Seböck: Ich habe sicher berufsbedingt einen geschulten Blick für Bedrohungen – und das beeinflusst meine Wahrnehmung. Ich überprüfe Fluchtwege, denke bei Veranstaltungen an Sicherheitskonzepte. Aber ich bin kein Alarmist, ich sehe das pragmatisch. Terrorismus macht mir keine Angst, aber ich beobachte die Entwicklungen sehr genau und überlege, was man dagegen tun kann. Ja, es gibt Risiken, die können und müssen wir adressieren. Wir können gegen Extremismus in sozialen Medien vorgehen, indem wir toxische Algorithmen analysieren und regulieren. Wir können mit Deepfakes umgehen – technisch ist es machbar, auch wenn es aufwendig ist.
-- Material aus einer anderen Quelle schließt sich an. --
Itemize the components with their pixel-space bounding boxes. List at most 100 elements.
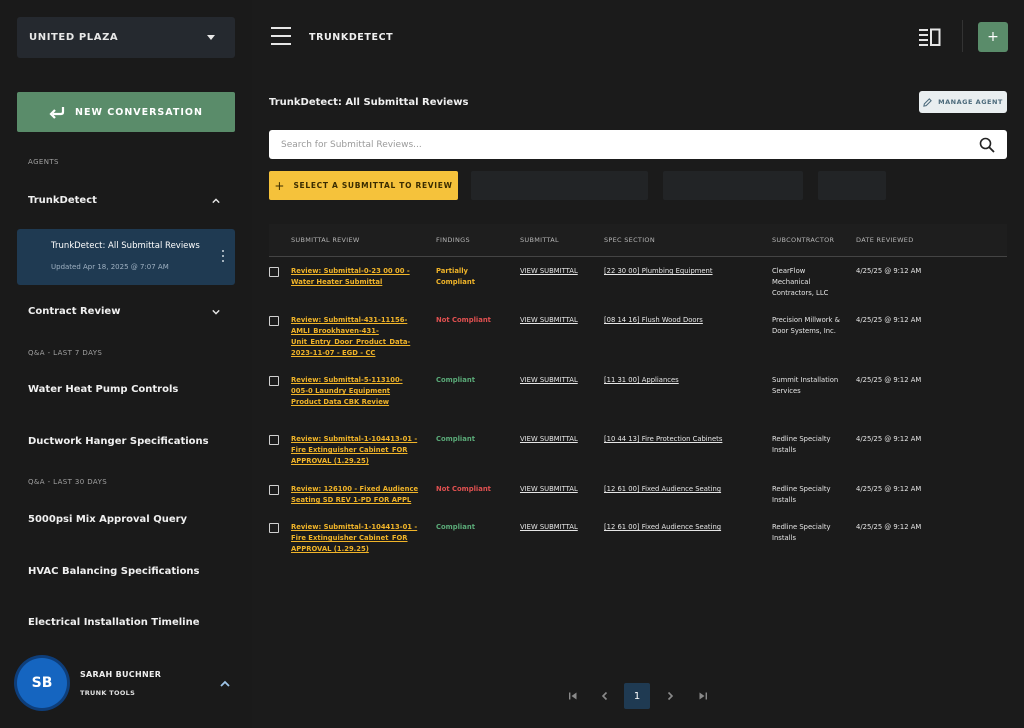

Wir können Resilienz aufbauen, aber dafür braucht es Wissen, kritisches Denken und die Bereitschaft, Probleme zu benennen.

 

Welche Voraussetzungen sollten Menschen mitbringen, die sich für ein Studium am Department für Sicherheitsforschung interessieren?

Seböck: Wer sich für Sicherheitsforschung interessiert, sollte Neugier, technisches Verständnis und gewisse Vorerfahrungen mitbringen. Wir sind eine Universität für Weiterbildung, unsere unterschiedlichen Programme haben relativ klare Vorgaben, wer sich bewerben kann. Das kann beispielsweise jemand sein, der oder die im Bereich eines Unternehmens arbeitet, in dem Sicherheit eine Rolle spielt. Im Bereich Counterterrorism bewerben sich eher Personen aus dem nachrichtendienstlichen, polizeilichen oder militärischen Umfeld, die schon in irgendeiner Form mit dem Thema befasst waren. Für den Schwerpunkt Brandschutz sollte man in irgendeiner Form brandschutztechnische Vorerfahrungen haben. Und im Bereich Cybersecurity und KI sollten die Leute natürlich mit einer guten Portion Computerwissen zu uns kommen


WALTER SEBÖCK

Assoz. Prof. Mag. Dr. Walter Seböck, MAS MSc ist Leiter des Departments für Sicherheitsforschung an der Universität für Weiterbildung Krems. Er promovierte in Politikwissenschaft an der Universität Wien, schloss einen MBA in Informationstechnologie an der US-amerikanischen xxxx-Universität ab und in Krems das Weiterbildungsstudium Telematik. Weiters ist er Mitglied in verschiedenen Gremien, u.a. Vorstand im Kompetenzzentrum Sicheres Österreich.